Abemama is at Capestang – a minor British colony – about 80% of the way along the Atlantic to Med canal route. We are also approaching the half time whistle for this summer’s cruise. We seem to be dawdling, but we have no real priority other than pleasure and the log shows that this is where we were on the same date last year.

You can never run a long cruise to a strict timetable. An injury to a crew member means that we shall stay here until the malady is cured. We have a vertical quay (no tree roots to snag on bilge keels) and – at this time of year, – water and electricity are free, as long as you do not abuse, or outstay your welcome. We are also among friends made on previous trips, so have support if we need it.

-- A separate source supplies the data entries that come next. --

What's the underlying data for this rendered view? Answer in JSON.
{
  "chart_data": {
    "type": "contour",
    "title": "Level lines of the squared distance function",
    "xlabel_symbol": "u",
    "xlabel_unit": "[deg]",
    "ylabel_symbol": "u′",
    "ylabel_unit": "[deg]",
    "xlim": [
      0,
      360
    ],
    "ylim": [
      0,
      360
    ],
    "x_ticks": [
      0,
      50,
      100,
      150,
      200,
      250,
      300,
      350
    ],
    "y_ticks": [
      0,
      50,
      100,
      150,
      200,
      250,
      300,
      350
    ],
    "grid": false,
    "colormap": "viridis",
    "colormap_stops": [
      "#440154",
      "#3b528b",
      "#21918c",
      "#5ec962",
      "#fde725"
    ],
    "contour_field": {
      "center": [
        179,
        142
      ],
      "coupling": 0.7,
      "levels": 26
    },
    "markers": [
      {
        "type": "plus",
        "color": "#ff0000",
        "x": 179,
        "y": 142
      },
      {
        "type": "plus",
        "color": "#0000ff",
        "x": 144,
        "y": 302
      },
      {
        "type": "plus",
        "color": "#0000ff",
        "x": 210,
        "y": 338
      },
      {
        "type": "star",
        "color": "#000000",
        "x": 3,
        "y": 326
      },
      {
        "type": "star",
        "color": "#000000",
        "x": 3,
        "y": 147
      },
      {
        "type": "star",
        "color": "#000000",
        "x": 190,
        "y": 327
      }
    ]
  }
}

Typically, on Friday, John and Rose Soper (first met in 1993 on their boat French Mistress at Addaya) stopped by to take us away from the canal to a vineyard miles out in the country. There we were able to buy a good red Merlot (12.5% by volume) at the incredible price of 90fr for a 10 litre ‘bag in box’ ie a very acceptable, thick dark red, not blended, for 90p a litre. Gordon Brown eat your heart out.

Sadly, we have witnessed a number of accidents this year. On a hot day, a Belgian skipper filled his petrol tank from jerry cans. When he started his engine, there was a huge explosion and a badly burned lady. Last week, a British skipper overturned a boarding plank and severely damaged a kneecap in the fall. Even before this, petrol engines and boarding planks were not my favourite gear. If we need a plank, we are moored in the wrong place. But the events show that even in the calm of the canals, boats are still an adventure connoting risk.

The enforced stopover will let us get some money earning and boat jobs done – notably the engine. Before the new injectors had bedded in, back in April, our BMC 2.2 was needing 40secs of pre heat and then started lazily. Now, on all fresh fuel and in a warmer climate, 20 secs does the job and all 4 cylinders crack in together. The BMC is very air sensitive and we have picked up one of those irritants which means that if we do not start for 3 days, we have to bleed a couple of injectors. If air is getting in, fuel must be coming out, so finding a micro leak around the lift pump might have done the trick. With mains available for charging, we can give it a 3 day rest to verify.

Several years back, we made enquiries about the price of a fitted awning for the cockpit. Frightening. So, Rita made one from an old tent roof and some plumbers lightweight piping and joiners. It is one of the best bits of kit we have ever had. Yesterday it rained all day, but we were still able to sit and dine outside in a dry cockpit. Today is sunny and hot, so we shall demolish our duck, Toulouse sausage, salads and Terre Noire Rouge in the shade.

All cruises have problems, but life could be a lot worse.